Investigation into sewage treatment works

On 18 November 2021 we and the Environment Agency announced investigations into all water and wastewater companies in England and Wales. This was after several water companies explained that they might not be treating as much sewage at their wastewater treatment works as they should be, and that this could be resulting in sewage discharges into the environment at times when this should not be happening.

Here, we set out answers to why Ofwat is investigating, what, how, and by when.

 

Latest updates

10 January 2022: We received responses to David’s Black’s letter, dated 18 November, from all wastewater companies by the 22 December. We are currently analysing those responses.
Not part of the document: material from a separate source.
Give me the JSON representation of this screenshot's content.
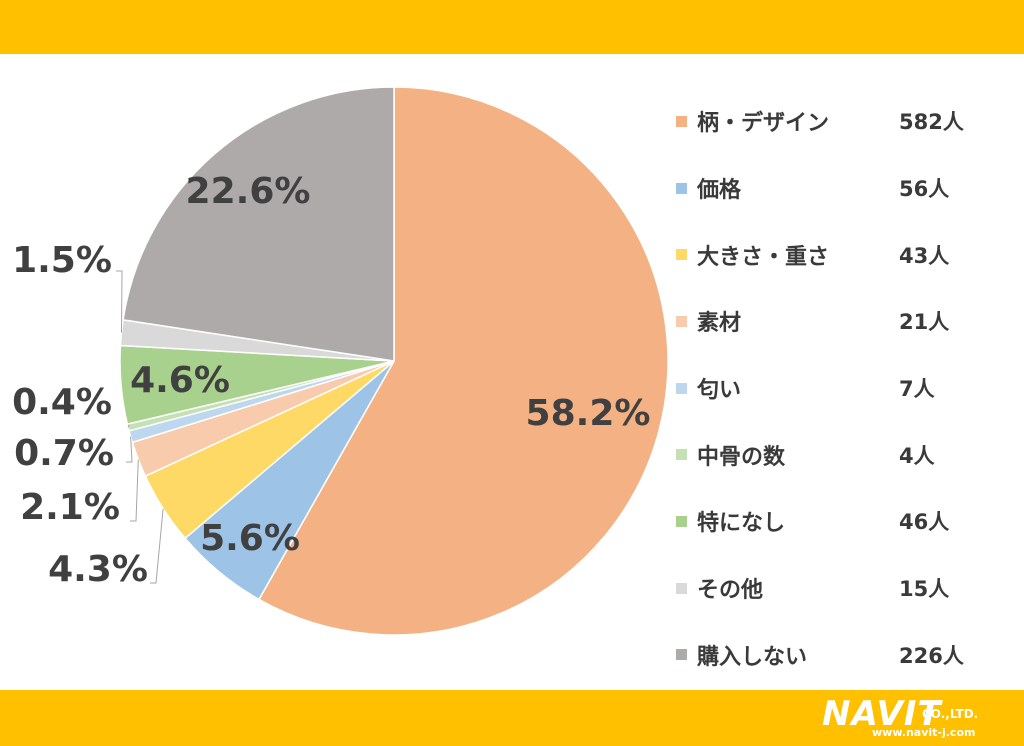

8 December: Open letter from David Black, Interim Chief Executive to water customers: Our investigation into water companies

18 November 2021: Joint announcement from the Environment Agency, Ofwat and Defra: Press notice – Water companies could face legal action after investigation launched into sewage treatment works

Ofwat’s announcement of an investigation:

 

Why are you investigating?

New monitoring equipment, which is currently being installed at over 2,200 wastewater treatment works in England has prompted several water companies to say that they could be releasing sewage from their wastewater treatment works when they do not have permission to do so.

Wastewater treatment works have environmental permits that set out conditions that include how the company must treat wastewater before any discharges can be made from the treatment works into the environment. These permits are issued by the Environment Agency.

All wastewater treatment works are built to be able to deal with a certain amount of wastewater, calculated depending on the area they serve. Our investigation currently centres on something called Flow to Full Treatment, referred to as FFT for short.  FFT is a measure of how much wastewater a treatment works must be able to treat at any time.

Many wastewater treatment works have a requirement in their environmental permit about the FFT level they must work to. If the amount of wastewater going to the works is more than that FFT level, for example if there is a storm and heavy rain, then the environmental permit for the treatment works will normally allow the extra flows to be diverted to storm tanks (where the works has them), until the storm passes. The contents of these storm tanks can then be returned to be treated by the works.

If the storm is prolonged or sustained, then the environmental permit will allow the water company to release the extra incoming rainwater and diluted wastewater into the environment, normally after partial treatment by settlement by storm tanks or through storm overflows into a river or sea.

New information that some water companies have shared with the Environment Agency suggests that water companies may not have been treating the amount of wastewater they should do before diverting it to storm tanks and/or discharging it to the environment. If this is the case they will have broken the conditions of their environmental permits.

 

What is Ofwat investigating?

The current focus of our investigation is to understand if and how often water companies are breaking the conditions of their environmental permits at their wastewater treatment works.

We do not have a role in monitoring or enforcing individual environmental permits, that is a matter for the Environment Agency. But Ofwat may have a role if a water company is breaking the rules of its environmental permits so often and in such a way that it suggests that the water company might be breaking other legal requirements that a water company has, and that Ofwat is responsible for enforcing. These include requirements water companies have about how, overall, they operate, manage and report on their performance, including of their wastewater treatment works.

Ofwat assesses and agrees the amounts of money water companies can recover from their customers to ensure they can meet all of their legal obligations, and we have an important role in setting out how we expect water companies to deliver for their customers, society and the environment. If companies are not meeting their legal obligations or our policy expectations we want to understand why and how they are putting that right.

This includes how they are working with their customers and stakeholders to share details about the water company’s performance and to listen to and address concerns they might have. It also includes how the water company’s environmental record is factored into their decisions about paying out dividends or executive pay and bonuses.

 

How are you doing it?

 The first step in our investigation is to gather further information from the water companies to better understand what they are and aren’t doing.

On 18 November 2021, we wrote to all water and wastewater companies in England and Wales requesting that they provide a range of information to us. This includes:

  • Providing full disclosure about the number of wastewater treatment works the company has that might not be meeting the FFT requirements of their environmental permits, and an estimate of the discharges to the environment this might have caused;
  • Explaining the reasons why, if this is happening;
  • Explaining how the water company manages its wastewater treatment works to ensure they meet the FFT requirements of their environmental permits;
  • Setting out what role their board plays in ensuring that the company is meeting its FFT requirements;
  • Describing how the company’s board considers the company’s environmental performance when making its decisions about the dividends and executive pay and bonuses the company pays out; and
  • Setting out their plans and timelines to put right any problems uncovered.

What further steps we take will depend on our assessment of the information that water companies return to us.

 

When will you have finished?

This investigation is a priority for Ofwat and we are working as quickly as we can to progress it. We hope to have completed our initial assessment of the issue by the end of February 2022, to inform our next steps. As ever with investigations of this type, the timetable may change depending on what we uncover; whether we need to gather further information; and the next steps we decide to take.

Where we can, as we proceed and reach key milestones, we will provide updates on the “latest updates” section of this webpage. Some information will stay private for longer, because publishing it may prevent us or the Environment Agency from taking enforcement action which could lead to fines for companies or criminal prosecutions.